"A utopia está lá no horizonte. Me aproximo dois passos, ela se afasta dois passos. Caminho dez passos e o horizonte corre dez passos. Por mais que eu caminhe, jamais a alcançarei. Para que serve a utopia? Serve para isso: para que eu não deixe de caminhar".
(Eduardo Galeano)

A DEMOCRACIA PARTICIPATIVA E O 'ÔNIBUS-VERDE' SEM ROTA DEFINIDA

Talvez a 'onda verde' nem mesmo devesse ser classificada assim,como um impulso monocromático a expressar um bloco de interesses convergentes, exprimíveis por uma plataforma da qual Marina Silva seria a porta-voz. Talvez o voto em Marina tenha sido um voto de ocasião; uma espécie de parada numa loja de conveniência em rodovia de trânsito intenso para tomar um fôlego e retornar à pista depois que o tráfego se ordenar melhor. Misturam-se nesse ambiente, tucanos desiludidos com a campanha que desdenhou FHC; religiosos e moralistas turbinados pela guerra de calúnia contra Dilma Rousseff; jovens avessos ao pragmatismo adotado pelo PT no poder; desiludidos com o teor de corrupção no aparato público que a mídia fraudulenta descreve como uma singularidade petista; descontentes com a política em geral e,claro, ambientalistas de diferentes matizes, desde a progressista até conservacionistas de direita.

Talvez a melhor metáfora para o fenômeno Marina seja a do 'ônibus catch all, no qual cabe de tudo, justamente porque o rumo é indefinido e assim foi preservado pelo tratamento obsequioso da mída ávida por uma candidatura-guincho que fizesse o trabalho pesado de içar Serra ao 2º turno. Quando Marina por um fugaz momento alvejou o tucano no último debate, questionando promessas sociais oportunistas,este sacou a arma e fuzilou: você era uma deles; estava lá quando houve o mensalão". Marina calou-se.

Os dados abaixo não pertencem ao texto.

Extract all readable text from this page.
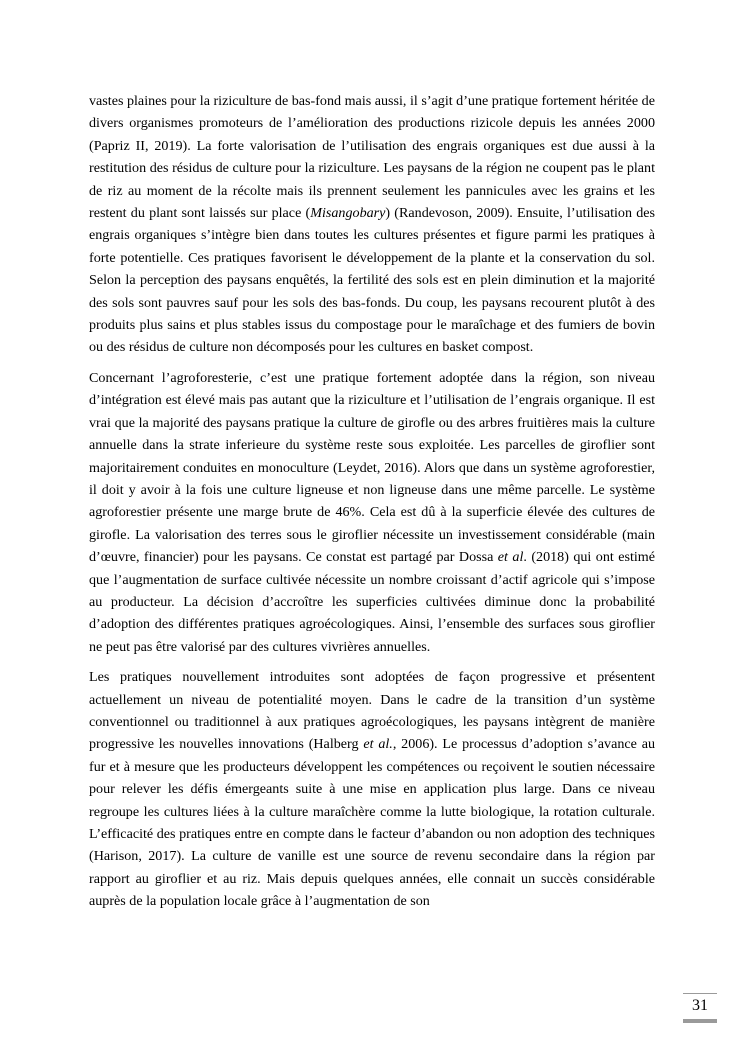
vastes plaines pour la riziculture de bas-fond mais aussi, il s’agit d’une pratique fortement héritée de divers organismes promoteurs de l’amélioration des productions rizicole depuis les années 2000 (Papriz II, 2019). La forte valorisation de l’utilisation des engrais organiques est due aussi à la restitution des résidus de culture pour la riziculture. Les paysans de la région ne coupent pas le plant de riz au moment de la récolte mais ils prennent seulement les pannicules avec les grains et les restent du plant sont laissés sur place (Misangobary) (Randevoson, 2009). Ensuite, l’utilisation des engrais organiques s’intègre bien dans toutes les cultures présentes et figure parmi les pratiques à forte potentielle. Ces pratiques favorisent le développement de la plante et la conservation du sol. Selon la perception des paysans enquêtés, la fertilité des sols est en plein diminution et la majorité des sols sont pauvres sauf pour les sols des bas-fonds. Du coup, les paysans recourent plutôt à des produits plus sains et plus stables issus du compostage pour le maraîchage et des fumiers de bovin ou des résidus de culture non décomposés pour les cultures en basket compost.

Concernant l’agroforesterie, c’est une pratique fortement adoptée dans la région, son niveau d’intégration est élevé mais pas autant que la riziculture et l’utilisation de l’engrais organique. Il est vrai que la majorité des paysans pratique la culture de girofle ou des arbres fruitières mais la culture annuelle dans la strate inferieure du système reste sous exploitée. Les parcelles de giroflier sont majoritairement conduites en monoculture (Leydet, 2016). Alors que dans un système agroforestier, il doit y avoir à la fois une culture ligneuse et non ligneuse dans une même parcelle. Le système agroforestier présente une marge brute de 46%. Cela est dû à la superficie élevée des cultures de girofle. La valorisation des terres sous le giroflier nécessite un investissement considérable (main d’œuvre, financier) pour les paysans. Ce constat est partagé par Dossa et al. (2018) qui ont estimé que l’augmentation de surface cultivée nécessite un nombre croissant d’actif agricole qui s’impose au producteur. La décision d’accroître les superficies cultivées diminue donc la probabilité d’adoption des différentes pratiques agroécologiques. Ainsi, l’ensemble des surfaces sous giroflier ne peut pas être valorisé par des cultures vivrières annuelles.

Les pratiques nouvellement introduites sont adoptées de façon progressive et présentent actuellement un niveau de potentialité moyen. Dans le cadre de la transition d’un système conventionnel ou traditionnel à aux pratiques agroécologiques, les paysans intègrent de manière progressive les nouvelles innovations (Halberg et al., 2006). Le processus d’adoption s’avance au fur et à mesure que les producteurs développent les compétences ou reçoivent le soutien nécessaire pour relever les défis émergeants suite à une mise en application plus large. Dans ce niveau regroupe les cultures liées à la culture maraîchère comme la lutte biologique, la rotation culturale. L’efficacité des pratiques entre en compte dans le facteur d’abandon ou non adoption des techniques (Harison, 2017). La culture de vanille est une source de revenu secondaire dans la région par rapport au giroflier et au riz. Mais depuis quelques années, elle connait un succès considérable auprès de la population locale grâce à l’augmentation de son

31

Sem nunca ter dito para onde seguirá seu comboio, Marina encheu a lotação com 20 milhões de votos descontentes com algumas coisas para as quais ela de fato não ofereceu alternativa a negociar num 2º turno, exceto platitudes, do tipo, 'é preciso estratégia'. Se essa avaliação for correta, algumas consequencias se impõem:

a) o apoio de Marina não necessariamente arrasta esses votos ou a maioria deles a lugar algum;

b) uma parte desse eleitorado, com ou sem anuência da ex-ministra, é composta de conservadores de segunda chamada que irão, como sempre foram, engrossar a candidatura à direita no 2ª turno, como fizeram ao apoiar Collor em 1989, por exemplo;

c] deve a candidatura Dilma e a coligação que a apóia, mas sobretudo o PT, adotar um inserção mais aguerrida no debate político para explicitar diferenças turvadas no 1º turno, especialmente aquelas relativas à concepção de democracia e ao papel do Estado;

d] reverter a lógica do 1º turno em que o tema da Democracia foi sequestrado pela mídia demotucana com certa anuência do discurso institucional da candidatura Dilma; ;

e] a mídia demotucana inverteu os termos da equação acusando de autoritário o governo que realizou 74 conferencias nacionais temáticas com a participação de cerca de cinco milhões de pessoas no país.

f] demonstrar que a ampliação da democracia participativa é, de fato, a salvaguarda permanente da sociedade contra o fingimento eleitoreiro; não apenas o 'promessômetro" de Serra, como diz Marina, mas o próprio ideário ambientalista, afrontado ferozmente pela lógica neoliberal e seu anti-estatismo socialmente regressivo e ecologicamente predador.